ARIZONA HEALTH TUCSON USA

To protect patients, Arizona revisit HB 4036


By:  Dr. P. Williams 

As a doctor, I know how limited access to healthcare directly impacts patients’ options and ultimately, medical decisions. To support our community, we need real solutions, filling healthcare gaps and reducing cost barriers. What detracts from these solutions is bad actors who exploit these gaps for profit. Unfortunately, that’s exactly what we are seeing today with the emergence of counterfeit and illegally compounded GLP-1 medications.

As a safe and effective way to manage diabetes and weight-loss, FDA-approved GLP-1 medications have been in high demand over the past several years. Because of this, the FDA declared a shortage in 2022, temporarily allowing certain pharmacies and clinics to compound GLP-1 medications, a process normally reserved for patients who need customization due to allergies to inactive ingredients or other specific medical needs. Compounding uses raw active pharmaceutical ingredients (APIs) to tailor a drug to individual requirements. In early 2025, the FDA declared that the shortage was over, meaning that compounders should have stopped. However, during this time, compounding transformed into an industry with high profit potential. As such, compounders have continued.

What makes this continued compounding so dangerous? The issue is that compounded GLP-1s are not FDA-approved, despite deceptive marketing that might make consumers think they are. Without FDA approval, these compounding facilities operate without the necessary inspections and ingredient testing to protect consumers. These illicit weight loss drugs may even add ingredients that haven’t gone through clinical trials when combined with other ingredients in these medications or use ingredients from overseas facilities in China or India that don’t go through the same quality controls as FDA-approved medications do. In fact, between September 2023 and January 2025, 239 shipments of counterfeit GLP-1 ingredients entered the United States, with 82% making it into our drug supply.
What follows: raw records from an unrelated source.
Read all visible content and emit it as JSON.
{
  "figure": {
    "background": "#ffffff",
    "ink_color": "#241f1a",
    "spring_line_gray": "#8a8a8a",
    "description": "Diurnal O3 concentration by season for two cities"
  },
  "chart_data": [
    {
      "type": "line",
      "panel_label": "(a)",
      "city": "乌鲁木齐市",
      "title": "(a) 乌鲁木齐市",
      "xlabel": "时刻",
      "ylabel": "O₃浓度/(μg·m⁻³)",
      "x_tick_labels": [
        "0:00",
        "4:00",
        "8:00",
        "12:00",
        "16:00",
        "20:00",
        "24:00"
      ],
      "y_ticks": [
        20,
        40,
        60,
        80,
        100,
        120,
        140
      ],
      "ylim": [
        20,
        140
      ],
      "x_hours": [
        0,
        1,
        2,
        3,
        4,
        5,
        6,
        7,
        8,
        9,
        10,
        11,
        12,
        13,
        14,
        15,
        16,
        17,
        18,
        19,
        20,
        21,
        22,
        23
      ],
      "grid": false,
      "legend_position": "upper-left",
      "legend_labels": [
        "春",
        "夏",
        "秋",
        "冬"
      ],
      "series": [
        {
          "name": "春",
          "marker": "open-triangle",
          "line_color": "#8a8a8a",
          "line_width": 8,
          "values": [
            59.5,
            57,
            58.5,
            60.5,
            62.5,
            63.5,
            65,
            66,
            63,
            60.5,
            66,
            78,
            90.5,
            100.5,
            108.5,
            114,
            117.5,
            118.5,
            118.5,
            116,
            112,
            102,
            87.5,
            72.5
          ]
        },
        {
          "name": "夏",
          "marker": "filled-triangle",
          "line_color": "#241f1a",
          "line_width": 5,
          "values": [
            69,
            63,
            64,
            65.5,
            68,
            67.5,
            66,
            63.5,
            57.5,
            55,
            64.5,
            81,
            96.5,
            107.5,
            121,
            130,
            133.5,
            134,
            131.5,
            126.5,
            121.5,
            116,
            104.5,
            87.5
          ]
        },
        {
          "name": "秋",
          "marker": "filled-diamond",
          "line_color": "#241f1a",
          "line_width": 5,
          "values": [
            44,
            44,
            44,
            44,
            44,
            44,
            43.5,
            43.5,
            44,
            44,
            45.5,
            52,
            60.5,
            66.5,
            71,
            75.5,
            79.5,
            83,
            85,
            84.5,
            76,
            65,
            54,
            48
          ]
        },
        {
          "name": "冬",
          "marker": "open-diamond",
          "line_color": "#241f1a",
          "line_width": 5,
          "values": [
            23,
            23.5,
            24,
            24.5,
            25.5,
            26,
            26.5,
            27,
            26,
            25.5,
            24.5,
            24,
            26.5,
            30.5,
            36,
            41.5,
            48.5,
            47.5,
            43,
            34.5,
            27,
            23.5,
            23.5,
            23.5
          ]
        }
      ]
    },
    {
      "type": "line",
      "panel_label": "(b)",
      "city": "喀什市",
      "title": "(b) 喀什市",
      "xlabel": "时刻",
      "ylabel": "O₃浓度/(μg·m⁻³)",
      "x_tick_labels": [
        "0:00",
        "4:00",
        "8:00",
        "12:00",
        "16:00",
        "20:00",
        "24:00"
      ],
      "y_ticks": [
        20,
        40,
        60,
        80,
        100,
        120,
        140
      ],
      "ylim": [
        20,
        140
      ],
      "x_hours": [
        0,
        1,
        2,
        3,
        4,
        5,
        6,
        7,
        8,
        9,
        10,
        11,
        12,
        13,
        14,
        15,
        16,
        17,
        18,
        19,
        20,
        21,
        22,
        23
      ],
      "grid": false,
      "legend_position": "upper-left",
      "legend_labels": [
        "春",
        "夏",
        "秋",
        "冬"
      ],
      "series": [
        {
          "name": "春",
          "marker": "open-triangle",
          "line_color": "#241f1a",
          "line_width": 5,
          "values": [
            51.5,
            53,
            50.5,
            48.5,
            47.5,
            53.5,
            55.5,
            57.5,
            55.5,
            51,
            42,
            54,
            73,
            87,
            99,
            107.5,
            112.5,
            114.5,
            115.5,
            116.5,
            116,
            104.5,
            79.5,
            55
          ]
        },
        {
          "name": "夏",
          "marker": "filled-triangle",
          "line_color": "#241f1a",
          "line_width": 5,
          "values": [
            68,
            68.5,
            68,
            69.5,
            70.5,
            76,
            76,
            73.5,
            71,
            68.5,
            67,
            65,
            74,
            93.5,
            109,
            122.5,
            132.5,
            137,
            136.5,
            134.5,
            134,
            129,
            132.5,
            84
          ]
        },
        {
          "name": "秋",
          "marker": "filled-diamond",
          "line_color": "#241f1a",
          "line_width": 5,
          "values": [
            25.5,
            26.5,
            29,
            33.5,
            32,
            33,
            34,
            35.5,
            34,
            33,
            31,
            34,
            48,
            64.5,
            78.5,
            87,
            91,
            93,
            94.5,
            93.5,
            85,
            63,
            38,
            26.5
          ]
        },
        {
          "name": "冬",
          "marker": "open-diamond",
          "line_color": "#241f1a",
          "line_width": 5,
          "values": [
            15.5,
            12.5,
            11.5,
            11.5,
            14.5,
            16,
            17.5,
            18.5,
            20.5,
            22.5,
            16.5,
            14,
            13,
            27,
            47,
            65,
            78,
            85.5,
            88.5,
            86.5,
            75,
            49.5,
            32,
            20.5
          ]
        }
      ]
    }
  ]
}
Without the oversight that FDA-approved drugs receive, patients are put at risk.

The FDA is taking this concern seriously and taking action against compounders by restricting APIs intended for non-FDA-approved purposes. The agency will also combat any false claims spread by compounders that suggest that their versions are generic versions of FDA-approved GLP-1s or that they contain the exact same APIs. But federal enforcement alone cannot fully protect Arizonans from this threat, especially when deceptive ads target the communities I work with. Everyone in our state deserves to trust that the medications they take are safe.

In the face of these serious threats to public health, Arizona needs to act. This session, state Representative Michele Peña introduced HB 4036, a bill that would protect consumers by creating common-sense safety regulations and requirements to ensure the quality of ingredients and facilities compounding GLP-1s would not put patients at risk. HB 4036 would also prohibit deceptive advertising practices for these compounded GLP-1s.

Unfortunately, the bill was shot down by special interests claiming this would prohibit legitimate compounding. But what HB 4036 aims to do is ensure Arizona, through the State Board of Pharmacy, can enforce the high safety standards for medications that my patients expect and deserve.

But while the federal government is moving, so must Arizona. We cannot let illegal compounders continue to profit from the exploitation of healthcare gaps at the expense of our communities. As a medical provider, I urge the legislature to reconsider HB 4036 and the ways they can protect my patients before they are put at risk.